Adult moths of N. casanova are very similar in appearance to its close relation N. elegans. However N. casanova can be distinguished as it is normally smaller, has complete subterminal black band on the underside of its forewing, as well as a complete black line on its hindwing.

== Distribution ==
This species is endemic to New Zealand. Populations of N. casanova have been found at Fortrose Spit, Tiwai Peninsula and Three Sisters Sand Dune, all in Southland. A likely site also exists at Sandhill Point in Fiordland.

== Life cycle and behaviour ==

The female lays her yellow eggs in groups on the flowers of the host plants or alternatively singly on leaves. Eggs hatch after 14 days and the larvae originally appear green-yellow. They spend approximately 87 days as larvae and then 12 days preparing to pupate.

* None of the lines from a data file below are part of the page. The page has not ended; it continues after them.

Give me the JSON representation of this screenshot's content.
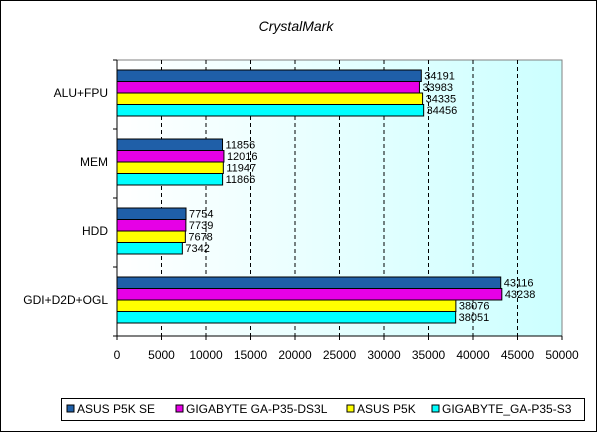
{
  "chart_data": {
    "type": "bar",
    "orientation": "horizontal",
    "title": "CrystalMark",
    "xlabel": "",
    "ylabel": "",
    "categories": [
      "ALU+FPU",
      "MEM",
      "HDD",
      "GDI+D2D+OGL"
    ],
    "series": [
      {
        "name": "ASUS P5K SE",
        "color": "#1f5fa8",
        "values": [
          34191,
          11856,
          7754,
          43116
        ]
      },
      {
        "name": "GIGABYTE GA-P35-DS3L",
        "color": "#e600e6",
        "values": [
          33983,
          12016,
          7739,
          43238
        ]
      },
      {
        "name": "ASUS P5K",
        "color": "#ffff00",
        "values": [
          34335,
          11947,
          7678,
          38076
        ]
      },
      {
        "name": "GIGABYTE_GA-P35-S3",
        "color": "#00ffff",
        "values": [
          34456,
          11866,
          7342,
          38051
        ]
      }
    ],
    "xlim": [
      0,
      50000
    ],
    "xticks": [
      0,
      5000,
      10000,
      15000,
      20000,
      25000,
      30000,
      35000,
      40000,
      45000,
      50000
    ],
    "grid": "vertical dashed",
    "legend_position": "bottom",
    "plot_background": "gradient white to light cyan"
  }
}
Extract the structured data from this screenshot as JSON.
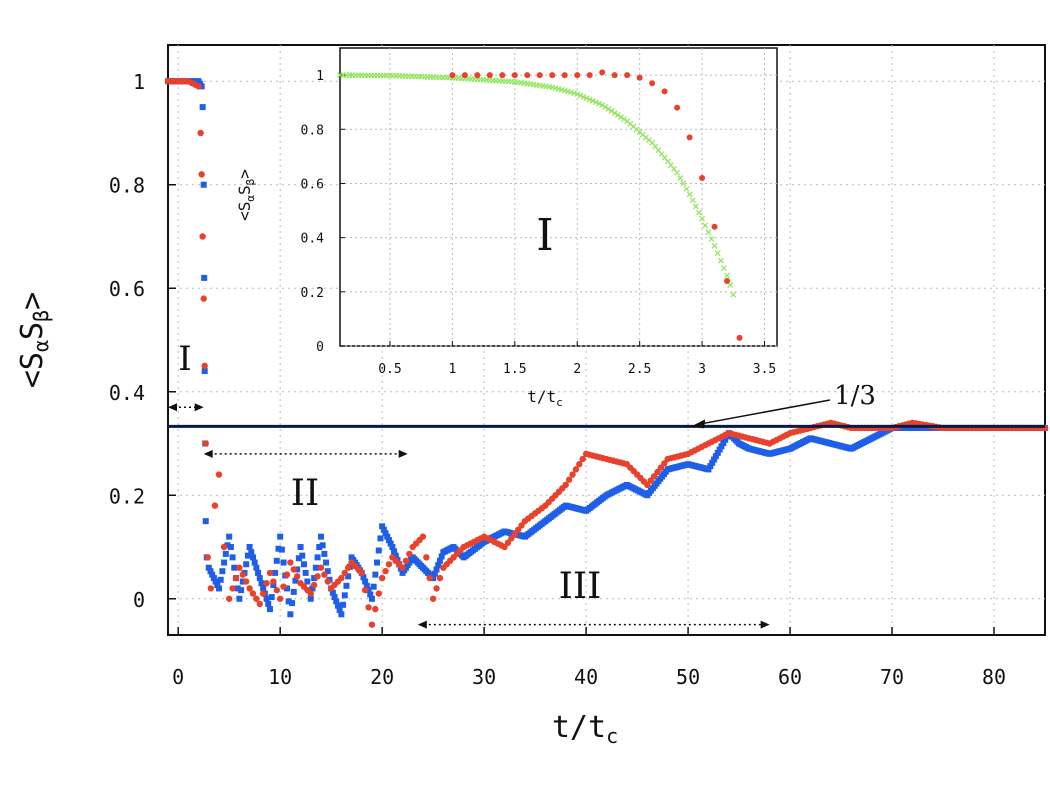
{
  "chart_data": [
    {
      "type": "scatter",
      "role": "main",
      "xlabel": "t/t",
      "xlabel_sub": "c",
      "ylabel": "<S",
      "ylabel_sub1": "α",
      "ylabel_mid": "S",
      "ylabel_sub2": "β",
      "ylabel_end": ">",
      "xlim": [
        -1,
        85
      ],
      "ylim": [
        -0.07,
        1.07
      ],
      "xticks": [
        "0",
        "10",
        "20",
        "30",
        "40",
        "50",
        "60",
        "70",
        "80"
      ],
      "yticks": [
        "0",
        "0.2",
        "0.4",
        "0.6",
        "0.8",
        "1"
      ],
      "reference_line": {
        "y": 0.333,
        "label": "1/3",
        "color": "#0a1a40"
      },
      "regions": [
        {
          "label": "I",
          "x_from": -1,
          "x_to": 2.5
        },
        {
          "label": "II",
          "x_from": 2.5,
          "x_to": 22.5
        },
        {
          "label": "III",
          "x_from": 23.5,
          "x_to": 58
        }
      ],
      "series": [
        {
          "name": "blue",
          "color": "#1f5fe8",
          "x": [
            -1,
            0,
            1,
            2,
            2.3,
            2.4,
            2.5,
            2.55,
            2.6,
            2.65,
            2.7,
            2.8,
            3,
            4,
            5,
            6,
            7,
            8,
            9,
            10,
            11,
            12,
            13,
            14,
            15,
            16,
            17,
            18,
            19,
            20,
            21,
            22,
            23,
            24,
            25,
            26,
            27,
            28,
            30,
            32,
            34,
            36,
            38,
            40,
            42,
            44,
            46,
            48,
            50,
            52,
            54,
            55,
            56,
            58,
            60,
            62,
            64,
            66,
            68,
            70,
            72,
            75,
            80,
            85
          ],
          "y": [
            1.0,
            1.0,
            1.0,
            1.0,
            0.99,
            0.95,
            0.8,
            0.62,
            0.44,
            0.3,
            0.15,
            0.08,
            0.06,
            0.02,
            0.12,
            0.0,
            0.1,
            0.04,
            -0.02,
            0.12,
            -0.03,
            0.1,
            0.0,
            0.12,
            0.02,
            -0.03,
            0.08,
            0.05,
            0.0,
            0.14,
            0.1,
            0.05,
            0.08,
            0.06,
            0.04,
            0.09,
            0.1,
            0.08,
            0.11,
            0.13,
            0.12,
            0.15,
            0.18,
            0.17,
            0.2,
            0.22,
            0.2,
            0.25,
            0.26,
            0.25,
            0.32,
            0.3,
            0.29,
            0.28,
            0.29,
            0.31,
            0.3,
            0.29,
            0.31,
            0.33,
            0.33,
            0.33,
            0.33,
            0.33
          ]
        },
        {
          "name": "red",
          "color": "#e8412c",
          "x": [
            -1,
            0,
            1,
            2,
            2.2,
            2.3,
            2.4,
            2.5,
            2.6,
            2.7,
            2.9,
            3.2,
            3.6,
            4,
            4.5,
            5,
            6,
            7,
            8,
            9,
            10,
            11,
            12,
            13,
            14,
            15,
            16,
            17,
            18,
            19,
            20,
            21,
            22,
            23,
            24,
            25,
            26,
            28,
            30,
            32,
            34,
            36,
            38,
            40,
            42,
            44,
            46,
            48,
            50,
            52,
            54,
            56,
            58,
            60,
            62,
            64,
            66,
            68,
            70,
            72,
            75,
            80,
            85
          ],
          "y": [
            1.0,
            1.0,
            1.0,
            0.99,
            0.9,
            0.82,
            0.7,
            0.58,
            0.45,
            0.3,
            0.08,
            0.02,
            0.18,
            0.24,
            0.1,
            0.0,
            0.06,
            0.02,
            -0.01,
            0.05,
            0.0,
            0.07,
            0.03,
            0.01,
            0.06,
            0.02,
            0.04,
            0.07,
            0.05,
            -0.05,
            0.04,
            0.08,
            0.06,
            0.1,
            0.12,
            0.0,
            0.06,
            0.1,
            0.12,
            0.1,
            0.15,
            0.18,
            0.22,
            0.28,
            0.27,
            0.26,
            0.22,
            0.27,
            0.28,
            0.3,
            0.32,
            0.31,
            0.3,
            0.32,
            0.33,
            0.34,
            0.33,
            0.33,
            0.33,
            0.34,
            0.33,
            0.33,
            0.33
          ]
        }
      ]
    },
    {
      "type": "scatter",
      "role": "inset",
      "title": "I",
      "xlabel": "t/t",
      "xlabel_sub": "c",
      "ylabel": "<S",
      "ylabel_sub1": "α",
      "ylabel_mid": "S",
      "ylabel_sub2": "β",
      "ylabel_end": ">",
      "xlim": [
        0.1,
        3.6
      ],
      "ylim": [
        0,
        1.1
      ],
      "xticks": [
        "0.5",
        "1",
        "1.5",
        "2",
        "2.5",
        "3",
        "3.5"
      ],
      "yticks": [
        "0",
        "0.2",
        "0.4",
        "0.6",
        "0.8",
        "1"
      ],
      "series": [
        {
          "name": "green",
          "color": "#8ee65a",
          "x": [
            0.1,
            0.5,
            1.0,
            1.5,
            1.8,
            2.0,
            2.2,
            2.4,
            2.6,
            2.8,
            2.9,
            3.0,
            3.1,
            3.2,
            3.25
          ],
          "y": [
            1.0,
            0.998,
            0.99,
            0.975,
            0.955,
            0.93,
            0.89,
            0.83,
            0.75,
            0.64,
            0.56,
            0.47,
            0.37,
            0.26,
            0.19
          ]
        },
        {
          "name": "red",
          "color": "#e8412c",
          "x": [
            1.0,
            1.1,
            1.2,
            1.3,
            1.4,
            1.5,
            1.6,
            1.7,
            1.8,
            1.9,
            2.0,
            2.1,
            2.2,
            2.3,
            2.4,
            2.5,
            2.6,
            2.7,
            2.8,
            2.9,
            3.0,
            3.1,
            3.2,
            3.3
          ],
          "y": [
            1.0,
            1.0,
            1.0,
            1.0,
            1.0,
            1.0,
            1.0,
            1.0,
            1.0,
            1.0,
            1.0,
            1.0,
            1.01,
            1.0,
            1.0,
            0.99,
            0.97,
            0.94,
            0.88,
            0.77,
            0.62,
            0.44,
            0.24,
            0.03
          ]
        }
      ]
    }
  ]
}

They pupate in a loose cocoon on the ground under their host. The species spends approximately 151 days in their cocoon before emerging as an adult. N. casanova are day flying moths. They are low but fast flyers and constantly vibrate their wings to enable them to take off rapidly.

==Habitat==
This species prefers either areas of coastal sand and pebbles or sand dunes.

== Host species ==
The host plants for the larvae of N. casanova are the endemic plants Pimelea lyallii and Pimelea prostrata.

==Conservation status==
This moth is classified under the New Zealand Threat Classification system as being Nationally Vulnerable.